Develop a Flink application that can output prefixed message content in real time.

Data Planning

Flink sample project data is stored in Kafka. Data is sent to and obtained from Kafka (user with Kafka permission required).

  1. Ensure that a cluster containing HDFS, YARN, Flink, and Kafka has been successfully installed.
  2. Create a topic.

    1. Configure the user permission for creating topics on the server.

      For a security cluster with Kerberos authentication enabled, change the value of the Kafka broker configuration parameter allow.everyone.if.no.acl.found to true. After the configuration is complete, restart Kafka. You do not need to configure this parameter for normal clusters with Kerberos authentication disabled.

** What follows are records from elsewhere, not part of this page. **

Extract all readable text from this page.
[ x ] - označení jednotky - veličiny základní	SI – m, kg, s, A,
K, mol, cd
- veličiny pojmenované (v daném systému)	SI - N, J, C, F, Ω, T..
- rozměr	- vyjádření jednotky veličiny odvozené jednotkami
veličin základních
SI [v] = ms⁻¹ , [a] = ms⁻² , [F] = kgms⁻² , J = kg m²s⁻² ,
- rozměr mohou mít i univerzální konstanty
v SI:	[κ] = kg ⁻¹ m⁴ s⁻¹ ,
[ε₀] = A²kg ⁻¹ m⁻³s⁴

    2. Run a Linux command to create a topic. Before running a command, run the kinit command, for example, kinit flinkuser, to authenticate the human-machine account.

      flinkuser is created by yourself and has permission to create Kafka topics. For details, see Preparing a Development User.

      The command for creating a topic is as follows:

      bin/kafka-topics.sh --create --zookeeper {zkQuorum}/kafka --partitions {partitionNum} --replication-factor {replicationNum} --topic {Topic}

      Table 1 Parameters

      Parameter

      Description

      {zkQuorum}

      ZooKeeper cluster information in the IP:port format

      {partitionNum}

      Number of topic partitions

      {replicationNum}

      Number of data replicas of each partition in a topic

      {Topic}

      Topic name

      For example, run the following command in the Kafka client path. In the following command example, the values of the IP:port of the ZooKeeper cluster are 10.96.101.32:2181,10.96.101.251:2181,10.96.101.177:2181, and the topic name is topic1.

      bin/kafka-topics.sh --create --zookeeper 10.96.101.32:2181,10.96.101.251:2181,10.96.101.177:2181/kafka --partitions 5 --replication-factor 1 --topic topic1

  3. If Kerberos authentication is enabled for the cluster, perform this step for security authentication. Otherwise, skip this step.

    • Configuration of Kerberos authentication
      1. Client configuration

        In the Flink configuration file flink-conf.yaml, add configurations about Kerberos authentication. For example, add KafkaClient in contexts as follows:

        security.kerberos.login.keytab: /home/demo/flink/release/flink-1.2.1/keytab/admin.keytab
        security.kerberos.login.principal: admin
        security.kerberos.login.contexts: Client,KafkaClient
        security.kerberos.login.use-ticket-cache: false
      2. Running parameter

        The following is an example of running parameters about the SASL_PLAINTEXT protocol:

        --topic topic1 --bootstrap.servers 10.96.101.32:21007 --security.protocol SASL_PLAINTEXT  --sasl.kerberos.service.name kafka //10.96.101.32:21007 indicates the IP:port of the Kafka server.

Development Guidelines

  1. Start the Flink Kafka Producer application to send data to Kafka.
  2. Start the Flink Kafka Consumer application to receive data from Kafka. Ensure that topics of Kafka Consumer are consistent with that of Kafka Producer.
  3. Add a prefix to data content and print the result.